その度にひやりと胸が縮み上がっていた虎徹の心情を少しは察してほしい。

「お前・・・その後、どうなったか知ってるか?」

「いえ・・・雑誌もテレビもほとんど見ませんから。あぁ、虎徹さんの特集が組まれてるものは、もちろんすべて録画も購入も していますよ?」

完璧なハンサムスマイルで告げられた事実は恥ずかしいが嬉しいものだが、今の要点はそこではない。

「・・・お前の恋人候補、いろんな奴が上げられてた。女優やら、モデルやら、果てはお前が以前に助けた一般市民まで。 みんな綺麗な人ばっかりだった・・・」

ザワザワと波打つ心。隣にいるのは、自分。けれど、誰も虎徹の存在に気づかない。
当然だ。男で、ヒーローで、相棒で。それ以上の存在だと誰も思わない。
誰かに認めてほしいなんて、思っていない。そんな風に願ったことが一度もないと言えば嘘になるが、バーナビー自身が望んで 自分の傍にいてくれるなら、いい、のに。よかったはずなのに。
この人がお似合いだ、と様々な女性がテレビに映る度に、あぁ確かに、と思ってしまう自分に落ち込んだ。

「なんか、すげえ寂しくなった・・・」

「虎徹さん・・・嫉妬、してくれたんですか?」

自分を見下ろしてくるバーナビーの瞳が怖い。今度は虎徹が目線を逸らしたまま、こくり、と頷いた。
バーナビーから離れたくなくて、すり、と体を擦りよせる。

「みっともないだろ?お前の恋人は俺なのに・・・って、悔しくなって。でもって、ニコニコ笑顔振りまいてるお前にも ムカついたから、ちょっとした意趣返しに内緒で誕生日パーティーって訳。あ、勘違いすんなよ?みんなもお前のこと祝いたがって」

いたから、と、続くはずだった言葉が途切れたのは、急に強く引き寄せられたから。
痛いくらいに抱きしめられたのに文句の一つも言えなかったのは、目の前の男が蕩けそうな瞳で自分を見ていたからで。

「嬉しい、虎徹さん・・・」

呆れられる、と予想に反して、バーナビーはテレビでは絶対に見せない笑顔を浮かべていた。

「・・・嬉しいの?バニ―ちゃん」

「当たり前でしょう。貴方が嫉妬してくれて、それをこうして言ってくれたのも初めてです。 毎日毎日僕は貴方の周囲にいるありとあらゆる人や物に嫉妬しているのに・・・」

「そう、なの?」

「貴方に笑いかける者、貴方に話しかける者、貴方に救われた一般市民、貴方が触れる物、存在、僕以外のすべて、 とりあえずムカつきますけど」

「ちょ、バニ―!」

冗談の欠片もないような、真剣な顔で告げられる。物騒な台詞に遮るように慌てて名前を呼び、口元を塞ごうと手を伸ばすと、 するりと長い綺麗な指先が絡みつき、チュッと、指先にキスされてしまった。
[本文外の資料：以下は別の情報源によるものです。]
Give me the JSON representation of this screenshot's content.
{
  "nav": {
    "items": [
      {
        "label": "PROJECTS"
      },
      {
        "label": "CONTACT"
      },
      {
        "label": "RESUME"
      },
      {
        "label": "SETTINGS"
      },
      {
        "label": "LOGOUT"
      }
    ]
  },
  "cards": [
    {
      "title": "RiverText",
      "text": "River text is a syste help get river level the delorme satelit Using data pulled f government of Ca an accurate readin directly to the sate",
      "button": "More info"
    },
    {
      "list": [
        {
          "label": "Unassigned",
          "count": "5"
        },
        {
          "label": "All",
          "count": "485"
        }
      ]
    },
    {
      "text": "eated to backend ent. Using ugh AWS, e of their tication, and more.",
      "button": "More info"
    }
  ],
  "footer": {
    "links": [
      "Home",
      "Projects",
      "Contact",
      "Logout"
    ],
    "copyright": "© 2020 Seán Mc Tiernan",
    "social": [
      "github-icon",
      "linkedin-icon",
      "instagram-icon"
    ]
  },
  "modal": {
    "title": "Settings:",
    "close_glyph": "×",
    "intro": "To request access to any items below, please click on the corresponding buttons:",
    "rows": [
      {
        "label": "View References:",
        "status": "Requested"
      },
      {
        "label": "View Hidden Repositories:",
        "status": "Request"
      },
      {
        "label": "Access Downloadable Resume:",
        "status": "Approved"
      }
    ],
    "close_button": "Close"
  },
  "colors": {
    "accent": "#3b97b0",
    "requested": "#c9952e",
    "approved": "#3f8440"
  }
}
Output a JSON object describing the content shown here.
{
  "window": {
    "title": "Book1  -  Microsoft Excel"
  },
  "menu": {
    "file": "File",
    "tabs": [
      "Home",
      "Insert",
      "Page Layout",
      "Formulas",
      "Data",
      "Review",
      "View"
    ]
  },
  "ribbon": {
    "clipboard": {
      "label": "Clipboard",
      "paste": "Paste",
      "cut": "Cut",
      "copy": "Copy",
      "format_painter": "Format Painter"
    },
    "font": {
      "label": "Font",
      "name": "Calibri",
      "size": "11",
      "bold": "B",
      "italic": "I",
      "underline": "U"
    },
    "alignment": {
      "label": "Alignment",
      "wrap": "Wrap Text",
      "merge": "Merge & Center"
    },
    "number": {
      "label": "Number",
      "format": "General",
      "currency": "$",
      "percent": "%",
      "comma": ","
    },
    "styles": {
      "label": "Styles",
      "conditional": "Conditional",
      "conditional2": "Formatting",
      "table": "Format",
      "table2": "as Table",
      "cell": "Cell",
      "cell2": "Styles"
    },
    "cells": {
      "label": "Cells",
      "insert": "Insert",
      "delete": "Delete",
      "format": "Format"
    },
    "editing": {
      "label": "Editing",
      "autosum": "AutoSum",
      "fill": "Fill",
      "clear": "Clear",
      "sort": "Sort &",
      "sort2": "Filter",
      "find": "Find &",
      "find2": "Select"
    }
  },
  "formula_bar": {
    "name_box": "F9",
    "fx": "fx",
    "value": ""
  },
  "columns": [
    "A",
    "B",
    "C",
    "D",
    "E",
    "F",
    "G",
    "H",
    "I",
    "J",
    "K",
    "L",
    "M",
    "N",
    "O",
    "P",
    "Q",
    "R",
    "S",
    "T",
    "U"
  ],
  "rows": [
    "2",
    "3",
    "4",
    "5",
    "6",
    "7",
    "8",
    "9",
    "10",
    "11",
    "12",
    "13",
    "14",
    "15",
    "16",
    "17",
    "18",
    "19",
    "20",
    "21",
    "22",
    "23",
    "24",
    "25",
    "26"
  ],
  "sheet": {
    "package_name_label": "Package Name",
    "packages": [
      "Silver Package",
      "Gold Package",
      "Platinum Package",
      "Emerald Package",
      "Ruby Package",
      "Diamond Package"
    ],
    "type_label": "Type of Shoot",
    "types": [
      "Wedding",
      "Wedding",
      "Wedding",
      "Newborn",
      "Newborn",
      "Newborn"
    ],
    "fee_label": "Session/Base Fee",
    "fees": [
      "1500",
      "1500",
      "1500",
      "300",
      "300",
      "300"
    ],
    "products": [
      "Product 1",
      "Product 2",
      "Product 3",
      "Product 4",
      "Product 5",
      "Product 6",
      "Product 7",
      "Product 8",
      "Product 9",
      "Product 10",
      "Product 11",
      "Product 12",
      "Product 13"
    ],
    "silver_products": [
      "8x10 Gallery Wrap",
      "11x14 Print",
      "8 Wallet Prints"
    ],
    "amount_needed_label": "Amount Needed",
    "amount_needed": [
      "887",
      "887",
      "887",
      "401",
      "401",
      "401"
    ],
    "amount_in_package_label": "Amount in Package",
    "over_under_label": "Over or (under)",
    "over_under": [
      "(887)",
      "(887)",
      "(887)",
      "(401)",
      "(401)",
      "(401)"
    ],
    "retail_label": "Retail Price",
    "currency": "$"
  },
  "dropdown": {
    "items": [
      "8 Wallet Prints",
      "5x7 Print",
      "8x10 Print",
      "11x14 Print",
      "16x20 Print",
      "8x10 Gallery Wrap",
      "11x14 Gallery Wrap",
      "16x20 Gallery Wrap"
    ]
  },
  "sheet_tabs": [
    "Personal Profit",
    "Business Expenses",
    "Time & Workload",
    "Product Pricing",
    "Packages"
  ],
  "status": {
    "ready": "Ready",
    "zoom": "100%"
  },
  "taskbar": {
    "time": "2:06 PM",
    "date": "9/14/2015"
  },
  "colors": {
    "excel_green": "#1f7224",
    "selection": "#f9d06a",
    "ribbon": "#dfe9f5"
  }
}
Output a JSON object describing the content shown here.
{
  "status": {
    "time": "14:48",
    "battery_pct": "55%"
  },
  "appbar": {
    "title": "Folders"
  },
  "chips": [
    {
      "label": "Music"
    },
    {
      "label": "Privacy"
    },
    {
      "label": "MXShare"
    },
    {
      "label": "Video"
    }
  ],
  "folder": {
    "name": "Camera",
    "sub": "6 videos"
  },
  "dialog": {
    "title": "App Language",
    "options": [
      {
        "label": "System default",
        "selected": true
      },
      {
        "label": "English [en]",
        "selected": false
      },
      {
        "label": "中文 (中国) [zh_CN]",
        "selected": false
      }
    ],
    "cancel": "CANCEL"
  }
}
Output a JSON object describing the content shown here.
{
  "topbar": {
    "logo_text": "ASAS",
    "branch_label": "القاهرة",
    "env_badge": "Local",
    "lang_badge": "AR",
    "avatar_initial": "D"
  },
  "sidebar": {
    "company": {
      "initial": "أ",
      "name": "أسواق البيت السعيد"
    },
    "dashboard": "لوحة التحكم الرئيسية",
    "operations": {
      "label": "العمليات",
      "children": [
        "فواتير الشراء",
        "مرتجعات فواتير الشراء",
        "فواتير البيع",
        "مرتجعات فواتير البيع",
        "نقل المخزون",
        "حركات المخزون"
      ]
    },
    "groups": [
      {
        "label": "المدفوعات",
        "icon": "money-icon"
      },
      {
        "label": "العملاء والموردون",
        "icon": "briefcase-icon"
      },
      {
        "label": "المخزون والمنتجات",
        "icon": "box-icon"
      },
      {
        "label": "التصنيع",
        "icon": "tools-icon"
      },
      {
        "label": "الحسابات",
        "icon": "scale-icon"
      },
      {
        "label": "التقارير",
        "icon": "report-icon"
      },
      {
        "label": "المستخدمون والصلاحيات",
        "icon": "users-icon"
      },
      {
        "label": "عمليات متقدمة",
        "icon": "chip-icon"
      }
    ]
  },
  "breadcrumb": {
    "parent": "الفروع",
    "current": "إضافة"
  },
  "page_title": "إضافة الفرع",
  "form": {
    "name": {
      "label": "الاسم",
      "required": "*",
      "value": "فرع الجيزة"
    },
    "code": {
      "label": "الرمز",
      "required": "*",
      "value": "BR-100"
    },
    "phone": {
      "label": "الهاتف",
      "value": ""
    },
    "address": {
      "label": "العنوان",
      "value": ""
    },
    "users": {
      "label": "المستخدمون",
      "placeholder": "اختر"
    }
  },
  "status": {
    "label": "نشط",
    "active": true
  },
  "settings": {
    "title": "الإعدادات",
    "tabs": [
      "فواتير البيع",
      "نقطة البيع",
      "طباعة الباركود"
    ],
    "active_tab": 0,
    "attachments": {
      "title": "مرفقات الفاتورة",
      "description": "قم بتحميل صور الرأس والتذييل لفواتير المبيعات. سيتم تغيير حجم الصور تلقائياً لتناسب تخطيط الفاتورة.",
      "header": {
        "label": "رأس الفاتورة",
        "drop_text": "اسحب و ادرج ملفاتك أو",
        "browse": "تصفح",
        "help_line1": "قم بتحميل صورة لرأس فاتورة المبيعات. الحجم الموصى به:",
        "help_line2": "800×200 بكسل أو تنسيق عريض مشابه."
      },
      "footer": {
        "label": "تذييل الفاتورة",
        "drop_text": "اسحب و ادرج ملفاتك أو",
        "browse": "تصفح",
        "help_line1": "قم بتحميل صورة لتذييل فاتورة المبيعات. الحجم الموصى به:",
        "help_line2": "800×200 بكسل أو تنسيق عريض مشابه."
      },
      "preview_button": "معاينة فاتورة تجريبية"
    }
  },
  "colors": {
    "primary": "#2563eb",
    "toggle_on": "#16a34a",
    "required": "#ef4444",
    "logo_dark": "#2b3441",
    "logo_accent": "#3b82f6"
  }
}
「貴方だけだ、貴方が許すなら僕は貴方を僕のものだと言ってしまいたい。我慢してるんですよ、これでも。 いつだって貴方にキスしたいし、肌を撫でまわしたいし、繋がっていたい・・・」

「ぁ・・・・・」

くちゅ、と舌が指先からなぞられ、柔らく暖かい口内に含まれる。
普段は涼しい色をしている瞳に、熱が浮いている。その中に映る自分の姿も熱に浮かされていて、ドクリと心臓が音を立てた。

「貴方は僕のものでしょう?虎徹さん」

指の根元まで舌が這わされ、執拗に付け根の間を舐められる。ゾクゾクと這い上がってくる感覚に、体を震わせながら、うん、と 虎徹は肯定した。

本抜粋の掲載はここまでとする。